Now that we’ve got electing a president out of the way, it’s time to get back to the more important business of giving awards to television shows and motion pictures. More than a month out from the inauguration of Barack Obama, the nominees for the 2008 Golden Globes have been announced; the statuettes will be handed out nine days before power shifts in Washington. And then we can all go back to sleep until Oscar time.

Two things, and two alone, make the Globes special, to put not too fine a point on the word “special.” It honors movies and television together. And the broadcast is considered a good party -- Hollywood at play, the way we like to imagine it. That it is also considered a bellwether of the Academy Awards strikes me as just a matter of scheduling; if the Oscars came first, they’d have the same reputation in relation to the Globes.

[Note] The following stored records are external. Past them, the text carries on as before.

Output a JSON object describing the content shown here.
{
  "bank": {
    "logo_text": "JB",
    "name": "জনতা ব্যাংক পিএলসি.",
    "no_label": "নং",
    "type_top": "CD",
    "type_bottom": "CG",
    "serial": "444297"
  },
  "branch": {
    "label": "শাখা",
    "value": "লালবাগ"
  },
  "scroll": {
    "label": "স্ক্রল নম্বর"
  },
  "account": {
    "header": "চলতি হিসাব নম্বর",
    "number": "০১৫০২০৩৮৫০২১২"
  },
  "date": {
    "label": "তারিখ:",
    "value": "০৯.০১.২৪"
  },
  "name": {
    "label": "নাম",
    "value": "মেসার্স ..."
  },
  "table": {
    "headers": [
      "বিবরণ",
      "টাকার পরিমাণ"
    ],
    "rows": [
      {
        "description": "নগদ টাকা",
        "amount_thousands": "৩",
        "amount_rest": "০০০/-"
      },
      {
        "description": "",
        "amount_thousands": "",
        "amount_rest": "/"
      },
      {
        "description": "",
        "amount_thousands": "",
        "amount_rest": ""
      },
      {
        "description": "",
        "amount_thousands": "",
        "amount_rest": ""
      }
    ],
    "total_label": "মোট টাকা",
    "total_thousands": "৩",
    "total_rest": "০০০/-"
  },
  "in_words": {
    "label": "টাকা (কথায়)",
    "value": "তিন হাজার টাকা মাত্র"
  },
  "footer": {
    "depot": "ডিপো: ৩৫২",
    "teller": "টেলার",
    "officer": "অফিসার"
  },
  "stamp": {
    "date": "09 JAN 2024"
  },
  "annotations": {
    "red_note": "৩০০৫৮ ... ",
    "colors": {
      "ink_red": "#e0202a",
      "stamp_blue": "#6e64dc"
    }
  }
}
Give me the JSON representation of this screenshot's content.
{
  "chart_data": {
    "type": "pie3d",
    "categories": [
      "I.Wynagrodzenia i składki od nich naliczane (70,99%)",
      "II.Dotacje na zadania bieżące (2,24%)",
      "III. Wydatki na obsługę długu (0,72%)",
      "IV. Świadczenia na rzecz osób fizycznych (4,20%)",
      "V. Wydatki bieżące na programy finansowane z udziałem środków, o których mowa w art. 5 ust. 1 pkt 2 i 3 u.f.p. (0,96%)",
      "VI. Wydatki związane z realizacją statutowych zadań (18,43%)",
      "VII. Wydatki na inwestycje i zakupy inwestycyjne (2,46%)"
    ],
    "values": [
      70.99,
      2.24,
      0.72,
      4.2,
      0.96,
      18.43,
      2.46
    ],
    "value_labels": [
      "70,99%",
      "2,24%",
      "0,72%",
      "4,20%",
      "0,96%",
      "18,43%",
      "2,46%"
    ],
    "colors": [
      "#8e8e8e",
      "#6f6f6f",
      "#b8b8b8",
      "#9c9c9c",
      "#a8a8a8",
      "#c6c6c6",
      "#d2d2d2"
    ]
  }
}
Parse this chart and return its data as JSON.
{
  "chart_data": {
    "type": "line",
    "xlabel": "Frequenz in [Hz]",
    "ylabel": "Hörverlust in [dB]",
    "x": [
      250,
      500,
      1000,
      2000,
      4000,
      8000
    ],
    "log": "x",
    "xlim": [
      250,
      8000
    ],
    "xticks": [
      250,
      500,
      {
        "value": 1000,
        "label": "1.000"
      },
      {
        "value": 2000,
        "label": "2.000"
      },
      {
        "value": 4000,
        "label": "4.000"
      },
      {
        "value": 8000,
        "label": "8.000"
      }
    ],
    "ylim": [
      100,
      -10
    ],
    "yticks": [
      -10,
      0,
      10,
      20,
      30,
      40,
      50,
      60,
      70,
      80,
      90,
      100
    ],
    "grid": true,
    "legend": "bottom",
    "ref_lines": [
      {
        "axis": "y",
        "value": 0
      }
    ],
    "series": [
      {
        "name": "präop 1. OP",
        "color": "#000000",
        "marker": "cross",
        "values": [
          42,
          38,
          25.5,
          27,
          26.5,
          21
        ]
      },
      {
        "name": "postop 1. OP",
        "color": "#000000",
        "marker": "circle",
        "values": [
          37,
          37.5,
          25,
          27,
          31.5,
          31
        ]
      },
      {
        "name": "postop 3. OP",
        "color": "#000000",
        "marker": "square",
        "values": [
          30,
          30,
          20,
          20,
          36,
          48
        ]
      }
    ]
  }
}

The Golden Globes are often said to be “ahead” of the Emmys in their television picks -- another matter of scheduling, partly, because the Emmys precede the fall season that the Globes take into account. This fall season, however, although not utterly devoid of merit, has given off a dead-fish smell, and the Globes’ current TV nominees look a whole lot like the Emmys’ last batch. (Hello again, “Recount,” “John Adams,” “In Treatment,” “30 Rock,” “Mad Men,” etc.) But they also look a lot like last year’s Golden Globes.

Advertisement

While for the most part deserving, the nominations are nevertheless so predictable and narrowly apportioned as to make it seem that the Hollywood Foreign Press Assn. pays attention only to the obvious, well-hyped and well-established. (Almost as much can be said of the Emmys, of course, at least in the major categories.) Indeed, the number of repeat nominees suggests the members just got out their old ballots and copied the names again, throwing in a few new faces to make it look fresh.

In the category of best performance by an actress in a television comedy or musical series, for instance, four out of five nominees are back from last year, and all have been nominated before; four out of five nominees for best performance by an actor in a dramatic television series were also named last year. All of the nominees for best TV comedy or musical series are repeat visitors; it is the fourth time up for Hugh Laurie, Kyra Sedgwick, Steve Carell and Mary-Louise Parker, the fifth time for Tony Shalhoub.

It hasn’t been the greatest year for TV. The writers strike broke the last season to bits; the current one has no traction.

But there is good work beyond the Globes’ horizons: “Breaking Bad,” “Battlestar Galactica,” “The Shield,” “The Wire,” “Summer Heights High,” “Somebodies,” “Men in Trees,” “Generation Kill,” “Pushing Daisies,” “Aliens in America” -- I could go on, as no doubt could you.